You can add any "initial values" and any other recursive "function" you want simply.

def fib(n):
  fibs = [1, 3]       # <--  your initial values here 
  if n == 1:
    return fibs[0]
  if n == 2:
    return fibs[:1]
  for i in range(2, n):
    fibs.append(3*fibs[-1] - fibs[-2])  # <-- your function here
  return fibs

And the result is:

n=10
print(fib(n))

[1, 3, 8, 21, 55, 144, 377, 987, 2584, 6765]

As requested by @paxdiablo I'm making this an answer. It's a recurrence relation and can be solved non-recursively, similar to the fibonacci sequence mentioned in another answer. It turns out to be (Python notation).

def f(n):
    return int((13**0.5-3)/(2*13**0.5)*((3-13**0.5)/2)**n + (0.5+3/(2*13**0.5))*((3+13**0.5)/2)**n)

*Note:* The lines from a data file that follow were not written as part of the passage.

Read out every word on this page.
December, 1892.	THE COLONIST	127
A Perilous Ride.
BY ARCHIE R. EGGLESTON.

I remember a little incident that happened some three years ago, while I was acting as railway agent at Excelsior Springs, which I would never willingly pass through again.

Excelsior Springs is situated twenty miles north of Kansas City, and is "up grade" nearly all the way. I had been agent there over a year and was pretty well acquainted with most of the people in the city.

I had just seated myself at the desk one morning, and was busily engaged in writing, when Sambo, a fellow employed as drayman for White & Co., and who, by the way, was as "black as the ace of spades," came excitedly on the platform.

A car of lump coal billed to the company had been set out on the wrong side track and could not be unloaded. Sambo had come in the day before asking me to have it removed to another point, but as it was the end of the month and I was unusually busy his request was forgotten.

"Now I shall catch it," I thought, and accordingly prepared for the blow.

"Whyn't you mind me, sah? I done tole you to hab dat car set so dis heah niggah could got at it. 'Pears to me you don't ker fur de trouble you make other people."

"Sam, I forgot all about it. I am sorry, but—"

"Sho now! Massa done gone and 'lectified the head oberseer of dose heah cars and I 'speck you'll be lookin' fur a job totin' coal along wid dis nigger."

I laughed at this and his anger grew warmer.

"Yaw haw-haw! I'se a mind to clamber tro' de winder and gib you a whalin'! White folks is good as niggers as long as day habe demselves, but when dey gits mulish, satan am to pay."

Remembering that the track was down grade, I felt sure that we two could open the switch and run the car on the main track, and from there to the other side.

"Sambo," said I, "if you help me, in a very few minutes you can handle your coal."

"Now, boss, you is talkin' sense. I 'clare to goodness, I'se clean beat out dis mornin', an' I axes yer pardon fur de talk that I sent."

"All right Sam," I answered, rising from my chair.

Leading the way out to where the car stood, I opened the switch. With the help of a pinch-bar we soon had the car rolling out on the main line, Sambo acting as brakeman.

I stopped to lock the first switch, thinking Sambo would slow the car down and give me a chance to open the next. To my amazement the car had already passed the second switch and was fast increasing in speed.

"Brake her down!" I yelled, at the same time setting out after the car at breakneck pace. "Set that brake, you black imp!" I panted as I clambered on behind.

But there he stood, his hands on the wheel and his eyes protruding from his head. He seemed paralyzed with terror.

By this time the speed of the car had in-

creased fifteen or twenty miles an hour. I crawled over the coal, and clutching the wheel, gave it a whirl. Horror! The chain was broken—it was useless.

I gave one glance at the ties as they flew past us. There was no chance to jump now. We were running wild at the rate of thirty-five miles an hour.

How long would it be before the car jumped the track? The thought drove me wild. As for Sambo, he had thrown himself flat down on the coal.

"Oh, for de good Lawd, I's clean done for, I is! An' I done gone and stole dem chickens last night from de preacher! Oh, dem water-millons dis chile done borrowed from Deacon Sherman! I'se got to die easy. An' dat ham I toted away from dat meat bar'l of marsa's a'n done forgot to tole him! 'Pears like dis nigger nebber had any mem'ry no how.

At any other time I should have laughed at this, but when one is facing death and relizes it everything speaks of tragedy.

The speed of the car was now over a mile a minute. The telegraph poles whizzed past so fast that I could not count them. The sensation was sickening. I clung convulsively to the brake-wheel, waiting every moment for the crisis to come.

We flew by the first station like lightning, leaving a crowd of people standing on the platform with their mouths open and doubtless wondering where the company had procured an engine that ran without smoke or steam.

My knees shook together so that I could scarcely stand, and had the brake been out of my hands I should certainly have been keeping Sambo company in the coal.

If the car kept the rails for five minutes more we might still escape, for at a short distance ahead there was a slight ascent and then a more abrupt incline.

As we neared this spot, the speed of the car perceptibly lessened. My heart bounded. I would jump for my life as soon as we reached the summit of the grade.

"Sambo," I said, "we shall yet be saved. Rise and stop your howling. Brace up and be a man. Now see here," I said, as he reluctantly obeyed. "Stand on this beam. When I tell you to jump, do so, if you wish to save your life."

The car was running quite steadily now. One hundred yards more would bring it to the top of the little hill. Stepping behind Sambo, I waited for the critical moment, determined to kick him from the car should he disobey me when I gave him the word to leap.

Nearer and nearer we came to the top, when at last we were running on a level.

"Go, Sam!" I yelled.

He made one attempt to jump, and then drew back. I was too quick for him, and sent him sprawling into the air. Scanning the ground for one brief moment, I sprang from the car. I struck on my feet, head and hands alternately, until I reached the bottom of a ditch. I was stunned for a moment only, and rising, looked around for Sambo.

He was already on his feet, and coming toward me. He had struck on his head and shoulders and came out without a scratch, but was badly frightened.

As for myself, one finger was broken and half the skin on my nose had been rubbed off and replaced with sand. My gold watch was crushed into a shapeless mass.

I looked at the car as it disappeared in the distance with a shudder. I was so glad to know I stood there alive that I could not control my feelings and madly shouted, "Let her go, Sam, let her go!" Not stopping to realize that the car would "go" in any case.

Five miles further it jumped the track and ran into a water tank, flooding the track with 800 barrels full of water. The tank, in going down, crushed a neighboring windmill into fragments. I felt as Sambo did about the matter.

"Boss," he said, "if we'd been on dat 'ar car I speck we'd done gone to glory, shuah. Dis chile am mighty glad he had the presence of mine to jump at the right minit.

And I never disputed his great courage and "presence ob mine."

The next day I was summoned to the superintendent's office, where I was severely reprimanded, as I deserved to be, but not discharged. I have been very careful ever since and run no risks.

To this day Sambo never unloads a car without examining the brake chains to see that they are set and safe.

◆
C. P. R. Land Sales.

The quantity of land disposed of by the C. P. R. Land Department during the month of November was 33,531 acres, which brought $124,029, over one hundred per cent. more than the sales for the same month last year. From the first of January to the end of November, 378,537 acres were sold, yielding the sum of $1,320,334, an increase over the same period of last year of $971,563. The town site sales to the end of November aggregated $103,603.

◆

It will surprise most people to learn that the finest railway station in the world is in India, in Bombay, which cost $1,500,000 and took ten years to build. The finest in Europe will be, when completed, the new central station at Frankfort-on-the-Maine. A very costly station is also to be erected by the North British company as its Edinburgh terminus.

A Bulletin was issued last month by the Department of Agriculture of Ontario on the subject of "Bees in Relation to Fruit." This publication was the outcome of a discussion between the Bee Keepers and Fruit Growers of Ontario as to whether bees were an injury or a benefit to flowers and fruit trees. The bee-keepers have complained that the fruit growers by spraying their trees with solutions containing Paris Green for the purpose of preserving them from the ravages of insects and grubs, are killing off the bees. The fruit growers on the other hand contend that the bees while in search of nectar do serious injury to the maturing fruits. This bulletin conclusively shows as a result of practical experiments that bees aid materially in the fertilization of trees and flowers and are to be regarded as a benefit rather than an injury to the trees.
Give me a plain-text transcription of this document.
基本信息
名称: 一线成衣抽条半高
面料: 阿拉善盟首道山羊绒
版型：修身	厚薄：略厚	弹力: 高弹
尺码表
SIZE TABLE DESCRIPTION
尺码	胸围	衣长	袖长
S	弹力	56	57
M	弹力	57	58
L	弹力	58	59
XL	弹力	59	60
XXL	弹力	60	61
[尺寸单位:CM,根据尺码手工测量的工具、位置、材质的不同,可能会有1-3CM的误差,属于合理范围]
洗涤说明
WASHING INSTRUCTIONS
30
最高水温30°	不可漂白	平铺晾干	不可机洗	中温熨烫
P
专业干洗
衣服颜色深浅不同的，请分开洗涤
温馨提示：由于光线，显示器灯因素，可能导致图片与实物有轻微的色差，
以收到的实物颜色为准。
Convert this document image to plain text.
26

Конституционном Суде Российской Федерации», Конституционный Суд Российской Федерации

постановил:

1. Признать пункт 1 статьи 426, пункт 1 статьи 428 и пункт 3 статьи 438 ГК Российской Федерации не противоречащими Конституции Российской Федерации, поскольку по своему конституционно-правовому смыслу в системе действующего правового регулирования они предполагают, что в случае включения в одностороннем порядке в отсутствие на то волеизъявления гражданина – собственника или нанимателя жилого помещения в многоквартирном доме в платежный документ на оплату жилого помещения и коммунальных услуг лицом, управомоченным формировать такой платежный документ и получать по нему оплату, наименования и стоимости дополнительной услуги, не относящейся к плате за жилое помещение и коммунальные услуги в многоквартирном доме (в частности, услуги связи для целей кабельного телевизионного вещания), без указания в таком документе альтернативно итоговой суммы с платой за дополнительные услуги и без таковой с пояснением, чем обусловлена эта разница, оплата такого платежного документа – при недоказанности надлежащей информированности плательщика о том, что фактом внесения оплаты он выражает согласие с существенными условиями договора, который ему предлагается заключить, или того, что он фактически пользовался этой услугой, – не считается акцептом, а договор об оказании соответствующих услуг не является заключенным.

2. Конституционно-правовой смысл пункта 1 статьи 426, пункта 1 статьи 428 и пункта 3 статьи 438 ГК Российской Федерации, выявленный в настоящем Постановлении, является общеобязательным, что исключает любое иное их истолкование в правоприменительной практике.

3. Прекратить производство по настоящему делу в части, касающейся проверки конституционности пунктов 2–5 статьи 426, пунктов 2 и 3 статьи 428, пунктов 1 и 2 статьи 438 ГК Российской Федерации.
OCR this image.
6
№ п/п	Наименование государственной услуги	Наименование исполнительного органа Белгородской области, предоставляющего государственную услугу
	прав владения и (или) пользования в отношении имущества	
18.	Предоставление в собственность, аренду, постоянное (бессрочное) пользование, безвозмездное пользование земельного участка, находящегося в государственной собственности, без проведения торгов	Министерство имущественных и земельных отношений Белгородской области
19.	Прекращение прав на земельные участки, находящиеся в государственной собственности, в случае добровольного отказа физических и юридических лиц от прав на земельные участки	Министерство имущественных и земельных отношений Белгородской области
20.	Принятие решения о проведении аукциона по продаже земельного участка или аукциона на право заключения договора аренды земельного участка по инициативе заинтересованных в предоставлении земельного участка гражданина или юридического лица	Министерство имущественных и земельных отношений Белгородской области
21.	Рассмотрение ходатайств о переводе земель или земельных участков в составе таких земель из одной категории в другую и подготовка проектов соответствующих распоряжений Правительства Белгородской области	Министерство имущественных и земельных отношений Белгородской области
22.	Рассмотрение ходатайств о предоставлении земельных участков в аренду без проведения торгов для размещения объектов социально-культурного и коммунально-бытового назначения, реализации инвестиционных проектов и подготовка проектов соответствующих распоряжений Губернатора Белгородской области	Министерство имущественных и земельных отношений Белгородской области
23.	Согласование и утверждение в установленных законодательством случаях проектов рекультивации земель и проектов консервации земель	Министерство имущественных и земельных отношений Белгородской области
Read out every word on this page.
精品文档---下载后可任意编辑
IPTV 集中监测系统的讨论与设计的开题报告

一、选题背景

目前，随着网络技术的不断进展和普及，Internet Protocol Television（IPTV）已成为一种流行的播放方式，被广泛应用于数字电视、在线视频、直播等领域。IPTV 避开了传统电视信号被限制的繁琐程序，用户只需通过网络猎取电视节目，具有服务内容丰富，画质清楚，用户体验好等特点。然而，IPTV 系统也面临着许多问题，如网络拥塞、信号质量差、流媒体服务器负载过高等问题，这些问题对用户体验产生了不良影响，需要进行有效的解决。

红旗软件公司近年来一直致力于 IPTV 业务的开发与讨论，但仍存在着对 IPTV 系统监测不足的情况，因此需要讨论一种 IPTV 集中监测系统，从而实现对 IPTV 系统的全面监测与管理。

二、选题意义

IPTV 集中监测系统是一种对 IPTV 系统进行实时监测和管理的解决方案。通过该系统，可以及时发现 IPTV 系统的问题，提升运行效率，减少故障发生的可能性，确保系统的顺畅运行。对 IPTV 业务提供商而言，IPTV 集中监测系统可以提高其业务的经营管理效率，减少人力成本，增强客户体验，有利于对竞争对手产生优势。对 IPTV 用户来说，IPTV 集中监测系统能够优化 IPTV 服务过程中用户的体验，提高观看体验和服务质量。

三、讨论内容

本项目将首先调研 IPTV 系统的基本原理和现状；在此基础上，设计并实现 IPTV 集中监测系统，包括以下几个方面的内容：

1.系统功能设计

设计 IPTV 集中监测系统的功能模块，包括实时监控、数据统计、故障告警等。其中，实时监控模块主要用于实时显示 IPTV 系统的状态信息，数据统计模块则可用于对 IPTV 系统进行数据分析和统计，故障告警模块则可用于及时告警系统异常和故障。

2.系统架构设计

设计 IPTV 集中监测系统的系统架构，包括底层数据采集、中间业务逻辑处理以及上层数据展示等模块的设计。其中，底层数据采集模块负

However, this forumula does most probably not work for large n, because of limited float precision. The given python version fails for n = 30:

>>> print ([f(n) == 3 * f(n-1) + f(n-2) for n in range(2, 30)])
[True, True, True, True, True, True, True, True, True, True, True, True, True, True, True, True, True, True, True, True, True, True, True, True, True, True, True, False]
>>> print([f(n) for n in range(30)])
[1, 3, 10, 33, 109, 360, 1189, 3927, 12970, 42837, 141481, 467280, 1543321, 5097243, 16835050, 55602393, 183642229, 606529080, 2003229469, 6616217487, 21851881930, 72171863277, 238367471761, 787274278560, 2600190307441, 8587845200883, 28363725910090, 93679022931153, 309400794703549, 1021881407041801]

Warning: I used a "+" instead of a "-", so the formula is wrong. See comments.